I always knew that I wanted to become a teacher. It was my passion and I didn’t really care what it was I was going to teach. I first thought I was going to teach English, and then I thought it would be biology. It did not take long for me to realize that if I wanted to succeed as a teacher, I needed disregard any concerns and follow my heart, and deepen my knowledge of the German language and culture.
When I first arrived at Illinois State, there was no active German club. Together with the German professors, I reactivated it. We met for conversation hours, we went out to dinner and, most importantly, we had a chance to explore the language and culture without the pressures of a professor with a red pen and a critical ear. We became a fairly tight-knit group.
My interest and enthusiasm for my degree enabled me to pry open the constraints of the world I knew. My junior year I received a grant from the German Academic Exchange Service, which paid my way to study in Freiburg, Germany for the year. The grant supported me in every aspect of the year abroad, and even provided enough of a stipend that I could use my free time to travel much of the European Continent.

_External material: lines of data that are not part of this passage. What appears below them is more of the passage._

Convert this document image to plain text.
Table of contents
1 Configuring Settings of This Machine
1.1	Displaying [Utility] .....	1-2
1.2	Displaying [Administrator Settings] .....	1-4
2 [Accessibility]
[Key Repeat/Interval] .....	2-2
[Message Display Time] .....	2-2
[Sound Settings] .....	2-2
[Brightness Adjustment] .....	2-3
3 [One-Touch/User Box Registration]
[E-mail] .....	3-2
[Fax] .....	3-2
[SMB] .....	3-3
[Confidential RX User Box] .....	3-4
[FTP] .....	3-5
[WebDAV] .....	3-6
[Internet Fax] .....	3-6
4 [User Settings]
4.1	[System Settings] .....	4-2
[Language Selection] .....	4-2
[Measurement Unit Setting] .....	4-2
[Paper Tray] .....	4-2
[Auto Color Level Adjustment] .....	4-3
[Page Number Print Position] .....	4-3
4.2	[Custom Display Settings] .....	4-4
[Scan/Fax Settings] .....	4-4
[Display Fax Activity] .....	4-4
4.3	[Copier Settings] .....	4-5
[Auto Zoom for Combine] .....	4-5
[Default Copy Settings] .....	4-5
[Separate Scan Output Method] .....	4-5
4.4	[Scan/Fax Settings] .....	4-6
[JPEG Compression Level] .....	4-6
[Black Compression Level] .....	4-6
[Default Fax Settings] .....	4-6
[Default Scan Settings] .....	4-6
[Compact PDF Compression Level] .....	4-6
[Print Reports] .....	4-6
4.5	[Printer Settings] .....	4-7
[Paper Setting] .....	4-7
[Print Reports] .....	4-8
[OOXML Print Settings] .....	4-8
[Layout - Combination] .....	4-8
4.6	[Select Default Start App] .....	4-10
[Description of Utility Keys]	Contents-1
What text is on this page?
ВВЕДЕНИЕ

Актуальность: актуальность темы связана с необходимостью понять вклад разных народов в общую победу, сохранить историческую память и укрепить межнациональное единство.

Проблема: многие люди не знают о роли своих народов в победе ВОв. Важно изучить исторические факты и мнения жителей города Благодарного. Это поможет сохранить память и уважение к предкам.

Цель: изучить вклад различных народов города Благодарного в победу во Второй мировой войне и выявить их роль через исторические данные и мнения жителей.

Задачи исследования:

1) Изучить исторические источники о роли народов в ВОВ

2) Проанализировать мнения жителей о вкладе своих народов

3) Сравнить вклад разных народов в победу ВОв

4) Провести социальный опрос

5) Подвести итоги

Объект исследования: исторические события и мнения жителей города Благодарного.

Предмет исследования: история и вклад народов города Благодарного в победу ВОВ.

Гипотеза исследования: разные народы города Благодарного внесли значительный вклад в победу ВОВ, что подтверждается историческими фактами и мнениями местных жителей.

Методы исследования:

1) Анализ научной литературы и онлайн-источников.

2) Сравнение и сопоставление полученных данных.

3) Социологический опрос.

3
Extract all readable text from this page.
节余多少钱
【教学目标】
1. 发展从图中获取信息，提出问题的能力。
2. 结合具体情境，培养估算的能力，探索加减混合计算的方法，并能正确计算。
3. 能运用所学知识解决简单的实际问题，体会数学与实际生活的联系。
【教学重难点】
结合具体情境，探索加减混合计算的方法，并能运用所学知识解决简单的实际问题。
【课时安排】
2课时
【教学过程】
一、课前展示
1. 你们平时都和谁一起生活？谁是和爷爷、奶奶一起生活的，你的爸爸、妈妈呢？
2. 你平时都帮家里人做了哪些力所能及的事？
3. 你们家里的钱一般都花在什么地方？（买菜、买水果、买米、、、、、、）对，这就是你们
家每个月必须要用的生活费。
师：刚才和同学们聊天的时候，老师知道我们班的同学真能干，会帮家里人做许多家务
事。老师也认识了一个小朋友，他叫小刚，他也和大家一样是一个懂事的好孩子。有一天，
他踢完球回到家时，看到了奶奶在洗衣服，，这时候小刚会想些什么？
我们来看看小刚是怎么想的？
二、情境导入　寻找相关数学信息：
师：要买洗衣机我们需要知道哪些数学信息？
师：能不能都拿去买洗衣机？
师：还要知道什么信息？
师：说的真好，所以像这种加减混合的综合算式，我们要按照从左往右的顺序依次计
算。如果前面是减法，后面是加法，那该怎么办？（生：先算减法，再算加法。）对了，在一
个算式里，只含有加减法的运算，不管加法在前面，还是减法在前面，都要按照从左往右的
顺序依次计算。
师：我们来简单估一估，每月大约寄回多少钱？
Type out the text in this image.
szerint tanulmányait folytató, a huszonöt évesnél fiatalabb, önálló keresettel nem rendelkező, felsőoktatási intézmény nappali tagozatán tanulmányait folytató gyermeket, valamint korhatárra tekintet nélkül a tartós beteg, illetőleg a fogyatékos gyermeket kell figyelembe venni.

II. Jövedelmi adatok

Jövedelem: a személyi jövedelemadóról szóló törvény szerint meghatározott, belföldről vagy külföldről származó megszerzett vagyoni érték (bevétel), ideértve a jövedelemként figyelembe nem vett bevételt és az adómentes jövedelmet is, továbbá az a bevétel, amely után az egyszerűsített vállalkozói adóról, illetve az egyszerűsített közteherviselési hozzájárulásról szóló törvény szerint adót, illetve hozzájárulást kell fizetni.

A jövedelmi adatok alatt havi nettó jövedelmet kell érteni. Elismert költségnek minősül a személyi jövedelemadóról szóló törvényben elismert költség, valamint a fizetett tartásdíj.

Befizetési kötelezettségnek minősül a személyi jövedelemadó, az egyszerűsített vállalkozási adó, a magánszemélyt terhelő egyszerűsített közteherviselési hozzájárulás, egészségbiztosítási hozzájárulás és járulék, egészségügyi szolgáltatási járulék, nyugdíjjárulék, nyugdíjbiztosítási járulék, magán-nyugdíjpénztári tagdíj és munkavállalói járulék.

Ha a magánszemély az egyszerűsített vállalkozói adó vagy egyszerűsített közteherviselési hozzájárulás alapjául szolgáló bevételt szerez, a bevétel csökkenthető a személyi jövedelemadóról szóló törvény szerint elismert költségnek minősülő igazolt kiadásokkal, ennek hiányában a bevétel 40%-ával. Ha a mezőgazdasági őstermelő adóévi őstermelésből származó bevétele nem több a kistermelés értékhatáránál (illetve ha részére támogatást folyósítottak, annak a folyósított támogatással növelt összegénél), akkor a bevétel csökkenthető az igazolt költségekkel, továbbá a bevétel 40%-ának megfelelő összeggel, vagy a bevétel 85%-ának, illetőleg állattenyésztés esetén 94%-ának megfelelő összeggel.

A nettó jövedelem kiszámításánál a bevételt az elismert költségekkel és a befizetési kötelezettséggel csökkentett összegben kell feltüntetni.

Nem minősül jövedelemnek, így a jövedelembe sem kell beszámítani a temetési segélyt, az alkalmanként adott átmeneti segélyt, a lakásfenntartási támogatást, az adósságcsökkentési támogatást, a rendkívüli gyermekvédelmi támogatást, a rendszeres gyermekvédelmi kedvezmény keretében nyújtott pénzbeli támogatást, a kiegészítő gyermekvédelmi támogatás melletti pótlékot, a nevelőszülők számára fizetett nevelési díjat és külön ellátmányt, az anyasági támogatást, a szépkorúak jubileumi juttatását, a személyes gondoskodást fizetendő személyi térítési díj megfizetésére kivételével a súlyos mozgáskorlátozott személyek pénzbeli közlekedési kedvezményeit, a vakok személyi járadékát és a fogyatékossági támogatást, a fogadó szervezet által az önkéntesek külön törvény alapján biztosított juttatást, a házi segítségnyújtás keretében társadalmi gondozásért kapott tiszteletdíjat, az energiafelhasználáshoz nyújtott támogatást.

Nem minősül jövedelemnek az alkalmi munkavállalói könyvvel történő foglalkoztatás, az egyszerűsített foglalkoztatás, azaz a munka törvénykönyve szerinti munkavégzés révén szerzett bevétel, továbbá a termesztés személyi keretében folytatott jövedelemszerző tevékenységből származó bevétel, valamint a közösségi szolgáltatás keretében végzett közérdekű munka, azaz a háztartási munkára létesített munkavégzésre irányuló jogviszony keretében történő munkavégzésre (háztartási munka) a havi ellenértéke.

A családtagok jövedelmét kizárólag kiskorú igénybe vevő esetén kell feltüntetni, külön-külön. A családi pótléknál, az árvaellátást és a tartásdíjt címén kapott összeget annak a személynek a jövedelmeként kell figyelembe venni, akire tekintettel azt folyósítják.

I came back to Illinois State more in love with the German culture and language than ever. The German Academic Exchange Service caught wind of it, and decided to recruit me to be a Young Ambassador for them. They flew me to New York for conferences and gave me everything I needed to spread the word about Germany and let people know that anyone can have a chance to study abroad in Germany.
|After graduating, with my teaching degree in hand, I decided I really wanted to get to know another part of Germany. In my heart of hearts I still feel like a southern German, knowing the Black Forest well enough to really be able to imagine what my childhood would have been like, had I lived there. So I took a Fulbright Teaching Assistantship in Leipzig, Germany. I wanted to go to Leipzig because it is in the east of Germany, and I really wanted to deepen my knowledge of the Cold War and understand what life was like “behind the wall.”
The tools and support I received from the professors at Illinois State not only prepared me to be a successful high school teacher, which I now am in the Maine Township District in the suburbs of Chicago, but they also encouraged me to seize every opportunity presented to me to go abroad. Because of them I have traveled in over a dozen countries and have been hired a top district in the nation.